Devon is unique in England for having two completely separate coasts, each with its distinct character. England’s first natural world heritage site was the Jurassic Coast that runs for 95 miles from Exmouth, on the East Devon coast, to Dorset. It showcases an extraordinary 185 million years of Earth’s geological history. An unimaginable length of time. What ‘treasure’ can possibly depict this? The fossilised part-ichthyosaur that my parents found when I was a child was dated at around 150 million years. That was, and still is, an extraordinary treasure.
Along this coast between Beer and Branscombe nestles the Hooken Undercliff, a sequestered place formed when 10 acres of the cliff slumped towards the sea one night in 1790, resulting in prominent chalk pinnacles and tangled remains of what had been cliff-top fields and hedges. Undeterred, the locals subsequently used the area to cultivate potatoes. Peregrine falcons, the fastest creatures on Earth when they stoop, watch from the pinnacles.
The rounded ‘popples’ of Budleigh Salterton’s beach are protected, so leave them on the beach, but enjoy the astonishing array of soft-hued colours in the ‘grey’. The popples have their origins in the ‘pebblebeds’ of East Devon – layers of pebbles below the heathland, which formed during the Triassic era when the lie of the land and the climate were very different. A mighty river flowed, carrying the stones along, tumbling them into their lovely rounded shapes.

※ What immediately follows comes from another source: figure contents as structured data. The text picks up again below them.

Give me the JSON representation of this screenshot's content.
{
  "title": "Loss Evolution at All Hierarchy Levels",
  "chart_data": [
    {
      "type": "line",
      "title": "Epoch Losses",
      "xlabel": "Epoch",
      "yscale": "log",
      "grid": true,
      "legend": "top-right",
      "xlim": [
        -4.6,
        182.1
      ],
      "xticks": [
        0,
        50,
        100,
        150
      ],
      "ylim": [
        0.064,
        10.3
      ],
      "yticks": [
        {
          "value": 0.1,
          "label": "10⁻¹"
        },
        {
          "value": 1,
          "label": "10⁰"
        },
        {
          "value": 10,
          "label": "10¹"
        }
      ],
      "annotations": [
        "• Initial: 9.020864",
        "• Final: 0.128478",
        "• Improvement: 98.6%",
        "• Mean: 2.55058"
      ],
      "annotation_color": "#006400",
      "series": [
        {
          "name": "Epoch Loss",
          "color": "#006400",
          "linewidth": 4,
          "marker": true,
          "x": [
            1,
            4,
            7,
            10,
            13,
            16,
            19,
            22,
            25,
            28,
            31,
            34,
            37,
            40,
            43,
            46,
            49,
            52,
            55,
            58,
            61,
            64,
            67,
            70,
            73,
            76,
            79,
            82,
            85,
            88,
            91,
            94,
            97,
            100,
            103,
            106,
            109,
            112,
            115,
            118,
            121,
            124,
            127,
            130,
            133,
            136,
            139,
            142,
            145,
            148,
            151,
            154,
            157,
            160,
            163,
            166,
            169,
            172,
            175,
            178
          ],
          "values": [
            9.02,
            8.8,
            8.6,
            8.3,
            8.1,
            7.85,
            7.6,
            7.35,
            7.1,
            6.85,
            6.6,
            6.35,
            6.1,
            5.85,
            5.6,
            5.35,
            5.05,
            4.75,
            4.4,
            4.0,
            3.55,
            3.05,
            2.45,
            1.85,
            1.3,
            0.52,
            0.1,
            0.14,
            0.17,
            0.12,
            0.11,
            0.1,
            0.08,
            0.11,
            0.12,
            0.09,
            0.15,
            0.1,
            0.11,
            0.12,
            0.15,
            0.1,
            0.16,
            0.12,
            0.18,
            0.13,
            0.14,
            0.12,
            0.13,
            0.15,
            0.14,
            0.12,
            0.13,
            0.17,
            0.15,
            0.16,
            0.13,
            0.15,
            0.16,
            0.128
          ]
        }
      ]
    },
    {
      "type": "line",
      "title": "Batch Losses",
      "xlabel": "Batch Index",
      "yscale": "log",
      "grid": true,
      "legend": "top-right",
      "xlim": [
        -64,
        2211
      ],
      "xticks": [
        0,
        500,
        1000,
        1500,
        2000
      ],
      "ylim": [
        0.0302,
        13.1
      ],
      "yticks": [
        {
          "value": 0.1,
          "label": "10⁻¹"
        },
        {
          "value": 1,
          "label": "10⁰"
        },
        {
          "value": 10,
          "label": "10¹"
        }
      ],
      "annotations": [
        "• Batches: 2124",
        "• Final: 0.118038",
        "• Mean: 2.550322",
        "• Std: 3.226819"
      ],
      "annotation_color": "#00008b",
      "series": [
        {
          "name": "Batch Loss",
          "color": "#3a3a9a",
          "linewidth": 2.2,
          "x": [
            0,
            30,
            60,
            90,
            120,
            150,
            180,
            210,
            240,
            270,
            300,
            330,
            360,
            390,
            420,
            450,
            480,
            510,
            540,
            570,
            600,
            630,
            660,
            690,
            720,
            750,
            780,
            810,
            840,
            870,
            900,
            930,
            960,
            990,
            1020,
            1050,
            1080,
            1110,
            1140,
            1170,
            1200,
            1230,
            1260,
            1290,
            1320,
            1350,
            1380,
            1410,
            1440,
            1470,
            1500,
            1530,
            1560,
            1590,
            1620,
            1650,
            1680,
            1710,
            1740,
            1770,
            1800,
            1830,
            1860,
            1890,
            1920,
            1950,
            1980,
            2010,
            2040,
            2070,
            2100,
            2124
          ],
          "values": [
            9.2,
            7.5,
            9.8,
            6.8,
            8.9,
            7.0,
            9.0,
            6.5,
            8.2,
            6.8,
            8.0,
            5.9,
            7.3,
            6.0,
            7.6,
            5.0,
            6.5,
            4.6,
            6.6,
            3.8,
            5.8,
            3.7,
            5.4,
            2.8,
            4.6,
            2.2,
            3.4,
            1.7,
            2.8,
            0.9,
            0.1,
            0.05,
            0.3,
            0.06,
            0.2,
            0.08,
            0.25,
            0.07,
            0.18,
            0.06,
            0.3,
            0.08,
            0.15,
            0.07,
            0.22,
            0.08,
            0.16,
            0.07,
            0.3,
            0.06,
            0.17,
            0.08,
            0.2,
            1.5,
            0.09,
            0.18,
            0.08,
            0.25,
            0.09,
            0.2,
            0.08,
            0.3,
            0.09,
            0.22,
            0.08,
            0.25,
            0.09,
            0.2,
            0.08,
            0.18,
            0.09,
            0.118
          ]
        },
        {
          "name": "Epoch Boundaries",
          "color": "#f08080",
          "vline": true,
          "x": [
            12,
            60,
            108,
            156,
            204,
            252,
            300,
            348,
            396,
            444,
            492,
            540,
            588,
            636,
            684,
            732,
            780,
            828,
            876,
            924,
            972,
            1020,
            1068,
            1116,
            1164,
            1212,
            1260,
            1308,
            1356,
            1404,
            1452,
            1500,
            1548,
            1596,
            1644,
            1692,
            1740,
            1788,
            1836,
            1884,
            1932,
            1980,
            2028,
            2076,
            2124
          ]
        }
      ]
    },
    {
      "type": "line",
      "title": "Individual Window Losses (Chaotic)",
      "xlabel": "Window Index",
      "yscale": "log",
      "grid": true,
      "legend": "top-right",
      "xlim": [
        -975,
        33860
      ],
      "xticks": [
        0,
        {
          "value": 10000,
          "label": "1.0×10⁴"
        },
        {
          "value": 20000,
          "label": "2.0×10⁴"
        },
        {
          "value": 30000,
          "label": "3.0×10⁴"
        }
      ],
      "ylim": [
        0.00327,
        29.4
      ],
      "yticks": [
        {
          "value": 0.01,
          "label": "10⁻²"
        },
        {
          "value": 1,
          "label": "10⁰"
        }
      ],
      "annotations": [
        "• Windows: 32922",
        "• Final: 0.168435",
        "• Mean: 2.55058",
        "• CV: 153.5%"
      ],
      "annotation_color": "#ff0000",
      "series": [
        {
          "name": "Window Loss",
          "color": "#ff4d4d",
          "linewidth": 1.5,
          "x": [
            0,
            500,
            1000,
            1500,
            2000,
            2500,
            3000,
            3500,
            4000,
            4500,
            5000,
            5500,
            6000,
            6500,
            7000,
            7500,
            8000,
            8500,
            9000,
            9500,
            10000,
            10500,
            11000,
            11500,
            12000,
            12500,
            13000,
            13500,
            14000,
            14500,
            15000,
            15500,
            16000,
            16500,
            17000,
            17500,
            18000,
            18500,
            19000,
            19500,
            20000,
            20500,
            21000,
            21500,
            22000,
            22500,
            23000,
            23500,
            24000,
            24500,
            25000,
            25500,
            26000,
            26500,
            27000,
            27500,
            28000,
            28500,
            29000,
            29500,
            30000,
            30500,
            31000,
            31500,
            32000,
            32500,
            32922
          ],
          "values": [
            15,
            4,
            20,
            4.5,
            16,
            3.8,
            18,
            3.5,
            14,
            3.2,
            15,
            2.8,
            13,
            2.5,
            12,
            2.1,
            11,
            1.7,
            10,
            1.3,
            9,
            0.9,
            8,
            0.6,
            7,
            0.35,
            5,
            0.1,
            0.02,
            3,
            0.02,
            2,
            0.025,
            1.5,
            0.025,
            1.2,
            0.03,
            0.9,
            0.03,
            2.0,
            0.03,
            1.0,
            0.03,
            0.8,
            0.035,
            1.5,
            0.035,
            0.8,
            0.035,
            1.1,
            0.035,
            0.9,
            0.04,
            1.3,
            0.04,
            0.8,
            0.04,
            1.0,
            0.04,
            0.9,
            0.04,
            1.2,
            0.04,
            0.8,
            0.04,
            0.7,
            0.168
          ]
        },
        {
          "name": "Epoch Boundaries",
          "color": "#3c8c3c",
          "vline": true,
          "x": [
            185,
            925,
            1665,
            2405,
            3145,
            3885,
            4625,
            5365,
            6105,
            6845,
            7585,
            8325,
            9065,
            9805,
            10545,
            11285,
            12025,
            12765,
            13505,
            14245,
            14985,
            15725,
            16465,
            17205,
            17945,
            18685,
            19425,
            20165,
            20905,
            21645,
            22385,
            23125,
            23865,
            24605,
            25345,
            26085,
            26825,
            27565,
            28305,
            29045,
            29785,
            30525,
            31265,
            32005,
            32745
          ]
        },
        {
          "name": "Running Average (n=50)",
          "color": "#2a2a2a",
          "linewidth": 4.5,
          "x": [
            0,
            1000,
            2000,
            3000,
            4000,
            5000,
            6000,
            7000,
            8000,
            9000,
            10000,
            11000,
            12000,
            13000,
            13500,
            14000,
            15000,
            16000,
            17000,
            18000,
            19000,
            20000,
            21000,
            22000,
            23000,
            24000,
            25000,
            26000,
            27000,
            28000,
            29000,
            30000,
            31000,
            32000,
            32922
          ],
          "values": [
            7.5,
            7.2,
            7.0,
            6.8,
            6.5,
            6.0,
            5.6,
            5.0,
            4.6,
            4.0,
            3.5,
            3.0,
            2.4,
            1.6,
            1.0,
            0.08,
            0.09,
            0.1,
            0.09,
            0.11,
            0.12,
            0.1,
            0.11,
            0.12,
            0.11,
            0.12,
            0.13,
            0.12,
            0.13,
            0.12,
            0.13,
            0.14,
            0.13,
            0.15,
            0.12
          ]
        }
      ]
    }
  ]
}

The coast offers gems. Wherever rockpools are found you have small captive worlds beneath the water. Look for the fleshy red jewels of beadlet anemones – to be admired and left alone. Be gentle with all rock-pool creatures, respect the delicacy and balance of their place. Look and leave.
Less extensive but still superbly diverse sand dunes exist along the south coast too, at Dawlish Warren. This nature reserve, with its free-draining sandy soil, is the only place in the whole of England where we find the diminutive botanical treasure that is the sand crocus. Stroll along the nearby sandy beach and keep your eyes peeled for tiny architectural domes – I’ve found many empty sea urchin shells here.
Complete and colourful shells of all shapes and sizes catch the attention, a former someone’s home. Holey stones bring luck and become easier to find once you ‘get your eye in’.
And human-made treats bring joy too. Who can resist the appeal of windblown stripy deckchairs, or a colourful array of beach huts? There’s something quintessentially English about our love of setting up base in these little places, our personal bit of beach territory.
Our coastal pastimes bring pleasure for watchers as well as doers: the wind visibly captured in colourful kites, its power harnessed by red-sailed yachts or wave-skimming windsurfers. Scan the creeks and inlets of the South Hams, so often punctuated by colourful craft, picture-perfect and iconically South Devon.
Galloping a horse along the beach may not be for everyone, but those of us who have will appreciate the elemental exhilaration of speed along the shore. I once watched a horse and rider practising dressage at Sandy Bay, equine ballet with a backdrop of the sea. Free theatre.
Not everywhere allows horses or dogs in the summer, but when you can, take a moment to appreciate canine joy on the beach, their unbridled enthusiasm brightens the dullest day – I’ve never seen a fight break out.
The day wanes. A bright sun path beckons across the spangled sea to the distant horizon, tempting and untreadable. Waves lap the shore with that evocative, ceaseless sound that reminds us of the never-ending cycle of the tides.... the passage of time.... our moon’s orbit…. Earth revolving in space....
Night claims the shoreline, giving pause to ponder treasured moments from the day now closing down, until light, tide and time return tomorrow.